É, portanto, a síntese do necessário sobre o nosso pensamento sobre o tema, razão pela qual ratificamos não ser possível o cabimento da remessa necessária do artigo 496 do CPC/15, no caso de deferimento de tutela antecipada antecedente em face da Fazenda Pública, ainda que em vista da estabilização do artigo 304, § 6º., do CPC/15.


Notas e Referências:

[1] BARROS NETO, Geraldo Fonseca de; STIPSKY, Paulo Ricardo. Remessa necessária na decisão parcial de mérito. Empório do Direito, [s.l]: 21 abr. 2017. Disponível em: http://emporiododireito.com.br/remessa-necessaria-na-decisao-parcial-de-merito/. Acesso em: 21 maio 2017, às 19:10.

[2] BUENO, Cassio Scarpinella. Novo Código de Processo Civil anotado. São Paulo: Saraiva, 2017. p. 318.

[3]FUX, Luiz. Curso de Direito Processual Civil. Rio de Janeiro: Forense, 2001. pp. 781-783.

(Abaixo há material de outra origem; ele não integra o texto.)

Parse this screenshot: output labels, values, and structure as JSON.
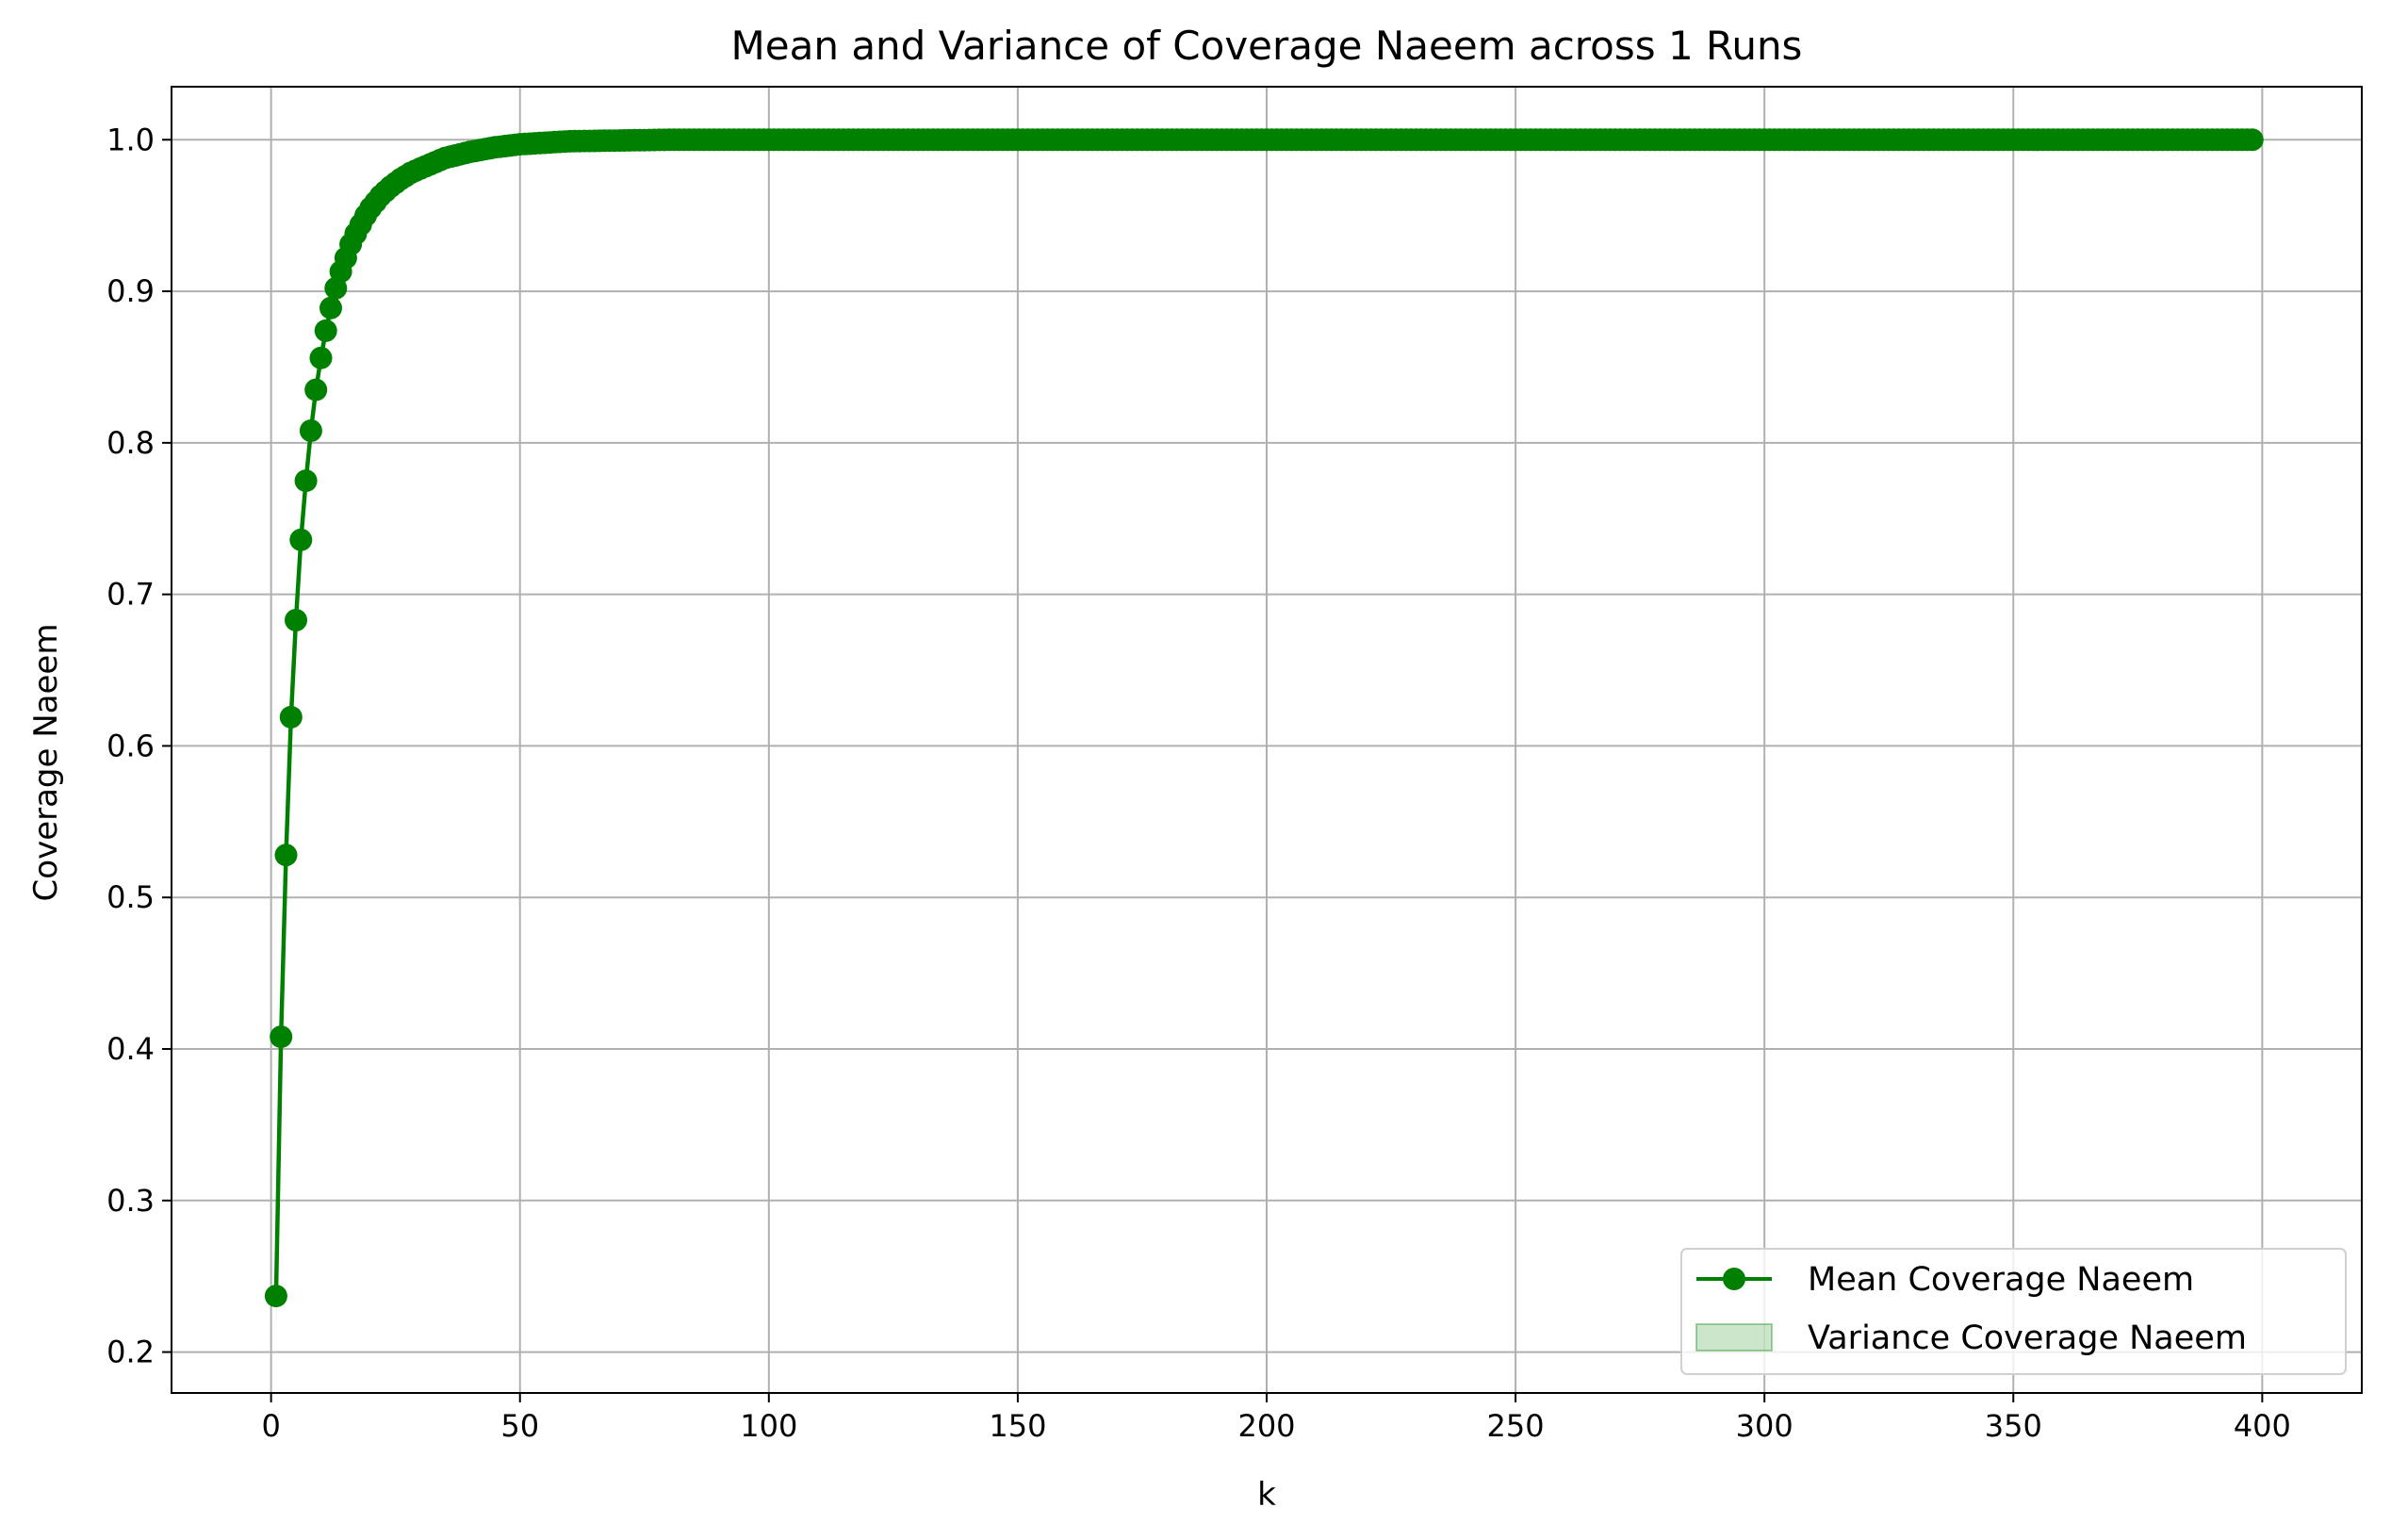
{
  "chart_data": {
    "type": "line",
    "title": "Mean and Variance of Coverage Naeem across 1 Runs",
    "xlabel": "k",
    "ylabel": "Coverage Naeem",
    "xlim": [
      -20,
      420
    ],
    "ylim": [
      0.173,
      1.035
    ],
    "xticks": [
      0,
      50,
      100,
      150,
      200,
      250,
      300,
      350,
      400
    ],
    "yticks": [
      0.2,
      0.3,
      0.4,
      0.5,
      0.6,
      0.7,
      0.8,
      0.9,
      1.0
    ],
    "grid": true,
    "legend_position": "bottom-right",
    "legend": [
      "Mean Coverage Naeem",
      "Variance Coverage Naeem"
    ],
    "colors": {
      "line": "#008000",
      "band": "#008000",
      "grid": "#b0b0b0"
    },
    "x_range_points": [
      1,
      398
    ],
    "series": [
      {
        "name": "Mean Coverage Naeem",
        "style": "line-with-circle-markers",
        "x": [
          1,
          2,
          3,
          4,
          5,
          6,
          7,
          8,
          9,
          10,
          11,
          12,
          13,
          14,
          15,
          16,
          17,
          18,
          19,
          20,
          22,
          24,
          26,
          28,
          30,
          35,
          40,
          45,
          50,
          60,
          70,
          80,
          100,
          150,
          200,
          250,
          300,
          350,
          398
        ],
        "y": [
          0.237,
          0.408,
          0.528,
          0.619,
          0.683,
          0.736,
          0.775,
          0.808,
          0.835,
          0.856,
          0.874,
          0.889,
          0.902,
          0.913,
          0.922,
          0.931,
          0.938,
          0.944,
          0.95,
          0.955,
          0.963,
          0.969,
          0.974,
          0.978,
          0.981,
          0.988,
          0.992,
          0.995,
          0.997,
          0.999,
          0.9995,
          1.0,
          1.0,
          1.0,
          1.0,
          1.0,
          1.0,
          1.0,
          1.0
        ]
      },
      {
        "name": "Variance Coverage Naeem",
        "style": "shaded-band",
        "x": [
          1,
          2,
          3,
          4,
          5,
          6,
          7,
          8,
          10,
          15,
          20,
          30,
          50,
          398
        ],
        "lower": [
          0.212,
          0.395,
          0.518,
          0.61,
          0.676,
          0.729,
          0.769,
          0.802,
          0.851,
          0.918,
          0.951,
          0.978,
          0.996,
          1.0
        ],
        "upper": [
          0.262,
          0.421,
          0.538,
          0.628,
          0.69,
          0.743,
          0.781,
          0.814,
          0.861,
          0.926,
          0.959,
          0.984,
          0.998,
          1.0
        ]
      }
    ]
  }
}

[4] A proibição de concessão de tutela antecipada com efeitos irreversíveis já consta da disciplina do artigo 300, § 3º., do CPC/15, sendo, portanto, regra geral e não apenas de particularidade no caso da Fazenda Pública.

[5] CÂMARA, Alexandre Freitas. O novo processo civil brasileiro. São Paulo: Atlas, 2017. p. 161.

[6] STJ, REsp.1.070.897/SP, Min. Luiz Fux, j. 3 dez. 2009. "É possível a concessão de antecipação dos efeitos da tutela em face da Fazenda Pública, como instrumento de efetividade e celeridade da prestação jurisdicional, sendo certo que a regra proibitiva, encartada no art. 1º, da Lei 9.494 /97, reclama exegese estrita, por isso que, onde não há limitação não é lícito ao magistrado entrevê-la."

[7] BUENO, opus citatum, p. 322.

[8]Enunciado n. 582, FPPC – Fórum Permanente de Processualistas Civis: “Cabe estabilização da tutela antecipada antecedente contra a Fazenda Pública.”

[9] BUENO, opus citatum, p. 323. O autor chama a atenção para o enunciado n. 33, FPPC – Fórum Permanente de Processualistas Civis: “Não cabe ação rescisória nos casos de estabilização da tutela antecipada de urgência.” No mesmo sentido, o enunciado n. 27, ENFAM – Escola Nacional de Formação e Aperfeiçoamento de Magistrados: “Não é cabível ação rescisória contra decisão estabilizada na forma do CPC/2015.”

[10] NERY JUNIOR, Nelson; NERY, Rosa Maria de Andrade. Código de Processo Civil comentado. São Paulo: Revista dos Tribunais, 2007. p. 712.

[11] BARROS NETO; STIPSKY, opus citatum.

[12] NERY JUNIOR, Nelson; NERY, Rosa Maria de Andrade. Comentários ao Código de Processo Civil. São Paulo: Revista dos Tribunais, 2015. p. 1173.

[13] Nesse sentido: STJ, REsp. 688.931/PB, Min. Franciulli Netto, j. 14 dez. 2004.

[14] MOLLICA, Rogerio. A remessa necessária e o novo Código de Processo Civil. DIDIER JR., Fredie (coord.); MACÊDO, Lucas Buril de; PEIXOTO, Ravi; FREIRE, Alexandre (org.). In: Coleção NOVO CPC: Doutrina Selecionada 6. Salvador: Juspodivm, 2016. p. 102.

[15] DINAMARCO, Cândido Rangel; LOPES, Bruno Vasconcelos Carrilho. Teoria geral do novo processo civil. São Paulo: Malheiros, 2016. p. 60 – grifos no original.

[16] SIQUEIRA, Thiago Ferreira. A fragmentação do julgamento de mérito no novo Código de Processo Civil. RePro - Revista de Processo, vol. 229, ano 39, p. 121-167: São Paulo. Revista dos Tribunais, mar. 2014. p. 136.